Méditation végétale

                           

        Vous êtes vous déjà posé dans l'herbe, avec aucun autre projet que de profiter de l'instant.
Avez-vous déjà gouté à la caresse de l'inaction solitaire. Vous rendre enfin disponible pour le concert symphonique des oiseaux ou le lent murmure des cigales dispendieuses ; attentif au bruissement du vent, qui fait chanter des racines à la cime les arbres, les branches et les feuilles ; préoccupé par le flot incessant d'une colonie de fourmis affairées à transporter les éléments nécessaires à la subsistance des leurs.Il ne s'agit pas seulement de ne rien faire, mais juste décider de faire rien.

S'asseoir sur l'herbe c'est déjà faire un effort, l'effort physique de s'abaisser vers la terre, l'effort surhumain de passer de la station debout à la station animale, à trois pattes, puis quatre puis plus du tout. Enfin prendre position sans risquer quoique ce soit. il faut donc être disposé psychologiquement, disponible physiquement, dissocié socialement.
Si l'oisiveté contemplative est regardée de travers dans nos contrées, c'est qu'elle n'est pas productive par définition. Ainsi donc elle ne serait pas productive pour la société des Hommes mais quelle production de sérénité, de connaissance et de maîtrise de soi elle confère à celui qui s'en rend coupable. Ce bien qui s'installe en lui vaut pourtant tous les biens que cet individu pourrait produire tout au long de sa vie.
Parce qu'il faut s'être posé un jour dans l'herbe, puis une autre fois et une autre et un autre, pour comprendre à quel point la proximité des fibres peut agir dans votre esprit comme les fibres alimentaires le font dans vos intestins: relâcher, décongestionner, vidanger, purifier, déboucher.

Se faire spectateur du ballet de la nature, se laisser bercé par les ritournelles des volatiles et des coléoptères, être happé par les parfums voluptueux des plantes aromatiques. Se laisser enlever par ces ravisseurs ravissants est une délicieuse expérience de la vraie liberté.
Enfin seul au milieu des éléments fondamentaux, enfin loin du marasme humain et des mascarades sociétales, élément soi-même en communion avec celle qui nous a fait. Avec celle que l'on défait.

Il n'est pas question ici de juger les actions des Hommes ou de se flageller de ne pas porter plus d'attention à la nature. Il s'agit au contraire de hurler à quel point il est bon de faire rien.
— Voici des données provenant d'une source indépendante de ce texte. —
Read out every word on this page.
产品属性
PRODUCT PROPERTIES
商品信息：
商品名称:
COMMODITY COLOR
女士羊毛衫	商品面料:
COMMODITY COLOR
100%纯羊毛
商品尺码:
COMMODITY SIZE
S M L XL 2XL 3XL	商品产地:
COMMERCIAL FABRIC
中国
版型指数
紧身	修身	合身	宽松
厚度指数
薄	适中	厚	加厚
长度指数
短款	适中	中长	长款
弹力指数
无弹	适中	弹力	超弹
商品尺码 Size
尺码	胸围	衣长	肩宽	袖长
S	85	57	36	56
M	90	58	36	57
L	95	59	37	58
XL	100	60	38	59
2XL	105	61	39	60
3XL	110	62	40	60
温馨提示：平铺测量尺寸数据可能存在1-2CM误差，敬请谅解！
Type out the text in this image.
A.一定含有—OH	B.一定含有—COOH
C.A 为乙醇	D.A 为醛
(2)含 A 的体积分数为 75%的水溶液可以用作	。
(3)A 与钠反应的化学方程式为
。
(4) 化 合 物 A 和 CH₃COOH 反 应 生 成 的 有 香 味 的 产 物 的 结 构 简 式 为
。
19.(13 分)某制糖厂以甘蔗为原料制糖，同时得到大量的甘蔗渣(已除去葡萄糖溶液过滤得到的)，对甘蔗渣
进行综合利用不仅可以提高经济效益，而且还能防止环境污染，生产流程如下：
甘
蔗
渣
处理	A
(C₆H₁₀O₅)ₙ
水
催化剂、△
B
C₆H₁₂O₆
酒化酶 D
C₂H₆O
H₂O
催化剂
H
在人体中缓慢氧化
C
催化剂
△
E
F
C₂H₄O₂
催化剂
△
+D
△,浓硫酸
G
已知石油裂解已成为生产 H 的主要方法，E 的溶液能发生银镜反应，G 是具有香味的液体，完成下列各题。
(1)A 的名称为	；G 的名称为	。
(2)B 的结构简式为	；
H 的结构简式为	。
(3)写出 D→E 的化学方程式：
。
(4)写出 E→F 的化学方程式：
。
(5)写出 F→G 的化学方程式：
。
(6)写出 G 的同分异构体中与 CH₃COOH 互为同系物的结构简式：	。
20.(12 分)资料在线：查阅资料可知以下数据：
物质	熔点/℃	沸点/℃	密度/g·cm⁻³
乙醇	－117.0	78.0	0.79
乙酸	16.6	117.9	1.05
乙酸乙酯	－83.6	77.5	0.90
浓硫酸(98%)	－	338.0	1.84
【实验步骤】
Après quelques minutes, vous percevez encore des pensées prégnantes qui fusent dans votre cortex mais elles glissent bientôt le long de votre nuque pour s'envoler dans l'oubli sur le toboggan de vos omoplates. Si si vous pouvez sentir ce flot libérateur. Au fil du processus d'exfiltration des soucis et questionnements vous fixez votre attention sur l'une des scènes du théâtre thérapeutique qui s'offre sous vos yeux. cette fourmi qui sort du rang, ou ce bourdon qui se gorge de pollen avant d'aller féconder des milliers de belles des champs. Sinon ce petit ruisseau dont le murmure s'était fait si discret alors qu'il apporte la vie à la plupart des acteurs.
Visualisez vos pensées glisser lentement le long du petit cours d'eau et oubliez les.

L'écoute attentive des sons, des vibrations, des ondes de la faune et de la flore emplit désormais votre esprit d'une ordonnance protéiforme pour le patient qui sommeil en vous. Vous vibrez avec l'environnement, vous êtes cet environnement et le bain de nature se transforme en cure de désintoxication, le fracas des paroles a fait place au soin des maux, le relent de l'insatisfaction fait place à la contemplation d'une pensée.

Si vous relâcher votre esprit et votre corps, que tous vos sens sont en éveil sous le charme de ce moment volé, vous accédez à l'échange symbiotique entre les vibrations de la terre et celles de votre corps, issus de la même énergie.
Si vous cherchez bien c'est à dire si vous ne cherchez pas vous découvrirez que les plus grandes richesses de ce monde sont en vous.